3 Terms, definitions, symbols and abbreviated terms For the purposes of this document, the terms, definitions, symbols and abbreviated terms given in IEC 60794-1 -1 apply. ISO and IEC maintain terminological databases for use in standardization at the following addresses: • IEC Electropedia: available at http://www.electropedia.org/ • ISO Online browsing platform: available at http://www.iso.org/obp 4 Optical fibre 4.1 General Single-mode optical fibre which meets the requirements of IEC 60793-2 shall be used. Fibres other than those specified above can be used, if mutually agreed between the user and the supplier. 4.2 Attenuation 4.2.1 Attenuation coefficient The typical maximum cable attenuation coefficient shall conform to IEC 60794-1 -1 . Particular values may be agreed between the customer and supplier. The attenuation coefficient shall be measured in accordance with IEC 60793-1 -40. 4.2.2 Attenuation uniformity-attenuation discontinuities Point discontinuities shall be measured in accordance with IEC 60793-1 -40, method C, and conform to IEC 60794-1 -1 . 4.3 Cut-off wavelength of cabled fibre For single mode fibre, the cabled fibre cut-off wavelength, λ cc , shall be less than the operational wavelength, when measured in accordance with IEC 60793-1 -44, and conform to IEC 60794-1 -1 . 4.4 Fibre colouring If the primary coated fibres are coloured for identification, the coloured coating shall be readily identifiable throughout the lifetime of the cable and shall be a reasonable match to IEC 60304.

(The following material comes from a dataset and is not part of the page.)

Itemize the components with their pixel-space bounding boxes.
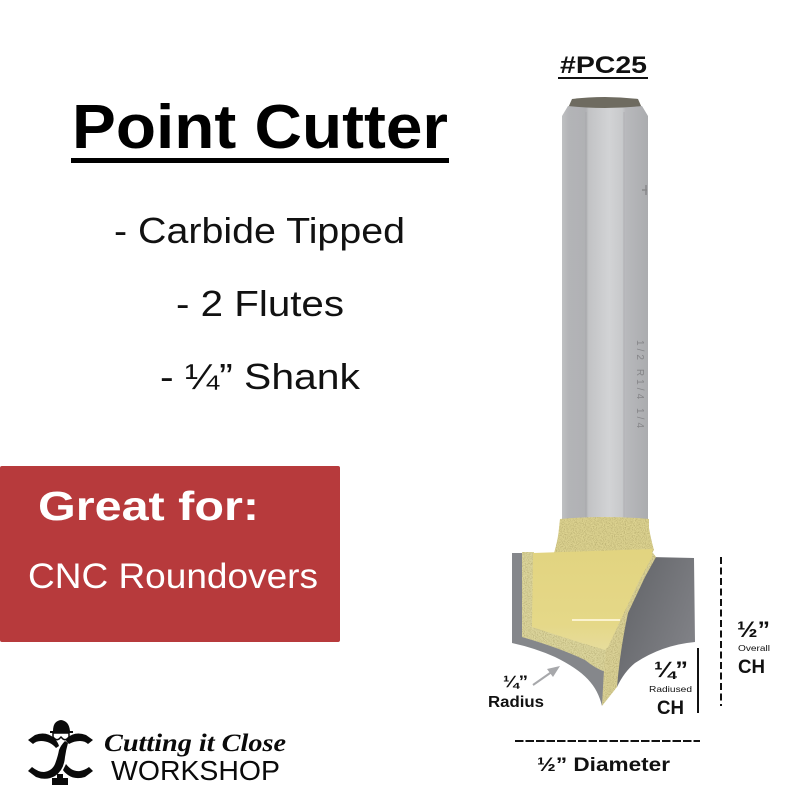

4.5 Polarization mode dispersion (PMD) Cabled single-mode fibre PMD shall be measured in accordance with IEC 60793-1 -48 and conform to IEC 60794-1 -1 . 5 Cable element 5.1 General Generally, optical cables comprise several elements or individual constituents, depending on the cable design, which take into account the cable application, operating environment and manufacturing processes, as well as the need to protect the fibre during handling and cabling.
The material(s) used for a cable element shall be selected to be compatible with the other elements in contact with it. An appropriate compatibility test method shall be defined in the family or detail specification. When the fibres are in contact with a filling compound, the compatibility of the filling compound with the fibre coating shall be demonstrated by testing coating stripping force stability after accelerated ageing in accordance with IEC 60794-1 -21 , method E5. Alternative ageing conditions and tests may be agreed between the customer and supplier. Optical elements are cable elements containing optical fibres and are designed to be a primary functional unit of the cable core. They may comprise any of the cable elements described below. Optical elements and each fibre within a cable element shall be uniquely identified, for example, by colours, a positional scheme, markings, tapes, threads or specified in the detail specification. Tests may be performed on cable elements either in uncabled form or in finished cable. Unless otherwise specified, testing shall be performed on cable elements in a finished cable. This means that testing shall be performed only on a finished cable if the cable element manufacturing operation is done by the same manufacturer as the cabling operation. Testing shall be performed on cable elements only if the cable element is supplied by a third party; this does not exclude testing of the finished cable. Different types of optical elements are described below.
5.2 Slotted core The slotted core is obtained by extruding a suitable material (for example polyethylene or polypropylene) with a defined number of slots, providing helical or SZ configuration along the core. One or more primary coated fibres or optical element is located in each slot which may be filled. The slotted core usually contains a central element which may be either metallic or non- metallic. In this case, there shall be adequate adhesion between the central element and the extruded core in order to obtain the required temperature stability and tensile behaviour for the slotted core element. The profile of the slot shall be uniform and shall ensure the optical and mechanical performance required for the optical cable.